A report on the global market of wood–plastic composites for the period 2020–2027 published by Grand View Research reported a value of USD 5.3 billion during 2019 and a projected CAGR of 11.4% for the period 2020–2027. The demand for wood–plastic composites is mainly due to better properties compared to conventional wood products, such as durability, shear strength, low moisture content and low water absorption. However, extensive research is occurring in order to replace wood with other cellulosic materials due to dwindling resources and stringent regulations against deforestation [52]. The use of bagasse, coir, corn Stover and stalks, jute, rice and wheat straw have been reported in the literature as a replacement for wood. However, the use of the aforesaid materials as fodder, fuel and feed restricts its use to the ever-increasing problem of the present century—food security, which also includes animal feeds. Thus, the use of Nutraceutical Industrial Spent (NIS), which has no feed, fertiliser and/or fuel value, embodies significant importance. Recently, the dye-adsorbed NIS as material in the fabrication of the composites using waste and/or virgin plastic has been reported [32].

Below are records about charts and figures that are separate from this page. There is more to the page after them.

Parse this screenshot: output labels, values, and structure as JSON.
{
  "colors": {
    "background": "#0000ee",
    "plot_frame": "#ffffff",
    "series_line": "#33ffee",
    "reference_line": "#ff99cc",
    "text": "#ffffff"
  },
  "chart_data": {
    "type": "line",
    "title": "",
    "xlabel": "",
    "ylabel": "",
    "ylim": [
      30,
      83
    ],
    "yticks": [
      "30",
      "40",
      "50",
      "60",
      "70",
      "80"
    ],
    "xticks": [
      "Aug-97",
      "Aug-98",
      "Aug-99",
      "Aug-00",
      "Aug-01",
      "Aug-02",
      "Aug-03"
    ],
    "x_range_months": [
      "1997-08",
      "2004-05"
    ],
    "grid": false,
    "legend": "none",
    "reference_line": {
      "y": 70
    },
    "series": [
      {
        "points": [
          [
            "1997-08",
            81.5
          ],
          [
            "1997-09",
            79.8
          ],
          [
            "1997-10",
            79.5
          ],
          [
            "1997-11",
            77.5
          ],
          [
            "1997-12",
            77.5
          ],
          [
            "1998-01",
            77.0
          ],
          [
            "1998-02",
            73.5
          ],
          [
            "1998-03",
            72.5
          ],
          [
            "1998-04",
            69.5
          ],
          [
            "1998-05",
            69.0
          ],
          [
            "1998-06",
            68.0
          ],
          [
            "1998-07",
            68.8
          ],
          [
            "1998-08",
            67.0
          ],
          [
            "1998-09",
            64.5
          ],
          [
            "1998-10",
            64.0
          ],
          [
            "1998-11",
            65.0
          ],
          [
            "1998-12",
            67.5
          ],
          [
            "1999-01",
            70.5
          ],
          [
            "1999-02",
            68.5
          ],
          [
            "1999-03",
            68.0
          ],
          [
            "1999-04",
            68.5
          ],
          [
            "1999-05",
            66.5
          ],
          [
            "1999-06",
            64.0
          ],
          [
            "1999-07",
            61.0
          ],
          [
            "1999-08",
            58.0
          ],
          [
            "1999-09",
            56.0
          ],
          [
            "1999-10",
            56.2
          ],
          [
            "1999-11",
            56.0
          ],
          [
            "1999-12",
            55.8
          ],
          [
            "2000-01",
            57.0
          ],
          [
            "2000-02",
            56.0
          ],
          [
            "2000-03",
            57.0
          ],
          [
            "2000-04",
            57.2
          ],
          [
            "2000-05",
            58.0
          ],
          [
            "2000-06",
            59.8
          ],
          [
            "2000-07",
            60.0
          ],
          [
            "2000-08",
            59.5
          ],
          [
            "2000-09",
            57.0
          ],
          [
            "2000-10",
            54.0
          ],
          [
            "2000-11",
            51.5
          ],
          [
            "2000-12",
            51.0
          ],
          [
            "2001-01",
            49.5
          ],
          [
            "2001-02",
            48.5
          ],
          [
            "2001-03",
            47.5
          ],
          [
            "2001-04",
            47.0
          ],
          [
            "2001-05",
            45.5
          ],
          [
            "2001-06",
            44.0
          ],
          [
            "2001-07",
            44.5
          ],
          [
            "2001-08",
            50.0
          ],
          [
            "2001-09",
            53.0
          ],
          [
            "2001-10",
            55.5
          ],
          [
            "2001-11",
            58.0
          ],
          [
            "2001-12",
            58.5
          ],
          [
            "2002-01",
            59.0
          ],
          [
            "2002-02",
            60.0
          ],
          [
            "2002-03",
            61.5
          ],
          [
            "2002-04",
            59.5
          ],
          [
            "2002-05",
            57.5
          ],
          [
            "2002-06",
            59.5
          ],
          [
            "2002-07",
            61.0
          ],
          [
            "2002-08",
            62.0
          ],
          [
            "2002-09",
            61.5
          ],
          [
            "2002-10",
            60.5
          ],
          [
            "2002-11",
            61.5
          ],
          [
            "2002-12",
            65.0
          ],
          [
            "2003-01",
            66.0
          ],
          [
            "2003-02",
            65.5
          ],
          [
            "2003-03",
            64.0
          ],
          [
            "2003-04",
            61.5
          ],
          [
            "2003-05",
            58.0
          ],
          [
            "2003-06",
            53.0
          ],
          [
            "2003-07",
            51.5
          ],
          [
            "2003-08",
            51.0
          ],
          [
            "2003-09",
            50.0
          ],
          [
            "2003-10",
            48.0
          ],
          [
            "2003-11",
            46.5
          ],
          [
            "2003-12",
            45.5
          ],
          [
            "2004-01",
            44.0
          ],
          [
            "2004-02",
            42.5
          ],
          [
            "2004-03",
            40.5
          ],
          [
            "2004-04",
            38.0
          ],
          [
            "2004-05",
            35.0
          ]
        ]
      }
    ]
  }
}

The major barriers to the SME shift from a linear economy to CE include the following reasons: administrative burden, company’s environmental culture, innovation policies, technological know-how and privation of capital, effective legislation, government inadequate financial support and lack of information and technical back-up [53]. All these barriers are of no concern if the raw material is replaced with dye-adsorbed NIS or nanomaterials [54,55,56], which requires only optimising process parameters before production using the same machinery and know-how.

4. Conclusions

The adsorption capacity of NICUS obtained from the quadratic model developed for process optimisation produced values of 748 mg g−1 and followed the Vieth–Sladek isotherm model. Our adsorption of AR119 onto NICUS illustrated that the reaction is almost spontaneous in rate and endothermic due to low enthalpy values. Kinetic studies revealed the best fit matches with the pseudo-second-order model. Intraparticle diffusion was significant in mass transfer phenomena. The process is physical in nature, as evidenced by the low enthalpy values. SEM images and FTIR spectra confirmed the adsorption of the dye onto the adsorbent. In brief, stringent regulations, ever-increasing pollution due to textile industries and the high cost of activated charcoals have led to the resurgence of Nutraceutical Industrial Spent as a new class of low-cost, ready-for-use and abundantly available biomass, encompassing a better alternative to the available agriculture waste biosorbents. NICUS as an efficient adsorbent reduces grey water footprints, minimizes E-factor and maximizes water security of the textile industry. The use of dye-adsorbed NICUS “sludge” as a resource material for the fabrication of green composites using plastic waste reduces carbon footprints. What is more, the unattended challenge of the disposal of the sludge can be addressed to cater to the demands of a circular economy. In summary, an attempt has been made to provide an alternative paradigm using the sustainability concept in tune with the circular economy model. Dye-adsorbed NICUS as ‘waste’ generated after the remediation of the textile industry was used as a resource for composite industries using plastic waste. It is envisaged that the methodology, if adopted at a commercial scale, will have ample benefits in terms of economics and reducing carbon and water footprints by providing an alternative route for the problem associated with resource depletion—one of the major challenges of the 21st century. The authors hope that our endeavour will open up new routes to sustainability and green technology based on a circular economy to integrate SMEs.